A posição global dos Estados Unidos vem declinando desde o fim da Guerra Fria. O fato de os norte-americanos elegerem, em 1992, Bill Clinton e não George

Marcus Vinicius de Freitas: O Novo Normal Global e o Brasil
Marcus Vinicius de Freitas: O Novo Normal Global e o Brasil

Redação Publicado em 22/07/2020, às 00h00 - Atualizado às 10h20


O novo normal global e o Brasil

A posição global dos Estados Unidos vem declinando desde o fim da Guerra Fria. O fato de os norte-americanos elegerem, em 1992, Bill Clinton e não George Bush, um verdadeiro internacionalista, é a maior evidência de um posicionamento histórico de isolacionismo. A culpa não é do Presidente Donald Trump, que peca mais pelo estilo do que pelo conteúdo de suas medidas. Em várias áreas, a hegemonia dos Estados Unidos, no entanto, tem sido desafiada. Sua superioridade ainda reside na qualidade acadêmica de suas instituições universitárias, no seu vasto poderio militar e o fato de o dólar ser a moeda reserva de valor global. Em todas as áreas, no entanto, à exceção da militar, tem-se observado uma relativa deterioração.

Os Estados Unidos foram favorecidos pela Segunda Grande Guerra, prevalecendo substantivamente até a década de 1970, quando os países destruídos pela Guerra finalmente começaram a recuperar-se economicamente. Os países apoiados pelos norte-americanos reconheciam e apoiavam o seu poder hegemônico nas relações internacionais e tais alianças foram essenciais à sua consolidação como líder do mundo livre. Além disso, souberam utilizar a sua marca da nação (“nation-branding”), através de instrumentos como esportes, Hollywood e o entretenimento, muito mais efetivos até mesmo que a sua própria diplomacia.

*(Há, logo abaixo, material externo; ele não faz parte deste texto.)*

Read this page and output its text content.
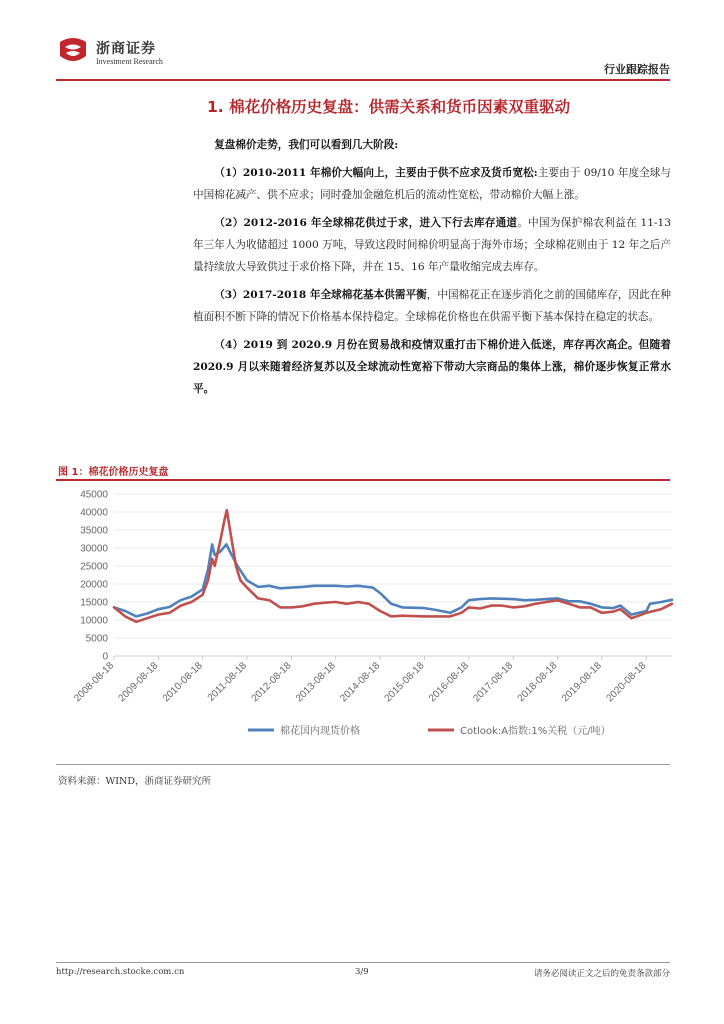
浙商证券
Investment Research
行业跟踪报告
1. 棉花价格历史复盘：供需关系和货币因素双重驱动

复盘棉价走势，我们可以看到几大阶段:

（1）2010-2011 年棉价大幅向上，主要由于供不应求及货币宽松:主要由于 09/10 年度全球与中国棉花减产、供不应求；同时叠加金融危机后的流动性宽松，带动棉价大幅上涨。

（2）2012-2016 年全球棉花供过于求，进入下行去库存通道。中国为保护棉农利益在 11-13 年三年人为收储超过 1000 万吨，导致这段时间棉价明显高于海外市场；全球棉花则由于 12 年之后产量持续放大导致供过于求价格下降，并在 15、16 年产量收缩完成去库存。

（3）2017-2018 年全球棉花基本供需平衡，中国棉花正在逐步消化之前的国储库存，因此在种植面积不断下降的情况下价格基本保持稳定。全球棉花价格也在供需平衡下基本保持在稳定的状态。

（4）2019 到 2020.9 月份在贸易战和疫情双重打击下棉价进入低迷，库存再次高企。但随着 2020.9 月以来随着经济复苏以及全球流动性宽裕下带动大宗商品的集体上涨，棉价逐步恢复正常水平。

图 1：棉花价格历史复盘
0
5000
10000
15000
20000
25000
30000
35000
40000
45000
2008-08-18 2009-08-18 2010-08-18 2011-08-18 2012-08-18 2013-08-18 2014-08-18 2015-08-18 2016-08-18 2017-08-18 2018-08-18 2019-08-18 2020-08-18
棉花国内现货价格	Cotlook:A指数:1%关税（元/吨）
资料来源：WIND，浙商证券研究所
http://research.stocke.com.cn	3/9	请务必阅读正文之后的免责条款部分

No entanto, o fim da Guerra Fria deu origem a três eventos nos quais a atuação dos Estados Unidos deixou a desejar: a inabilidade na administração e apoio aos países afetados pela crise financeira do Sudeste Asiático na década de 1990; a truculência em suas ações contra o terrorismo, inclusive com violações aos direitos humanos e o recurso à invericidade no caso das supostas armas de destruição em massa existentes no Iraque; e a utilização “a la carte” dos organismos multilaterais quando de seu interesse, ou o substancial negligenciamento quando contrários aos seus interesses.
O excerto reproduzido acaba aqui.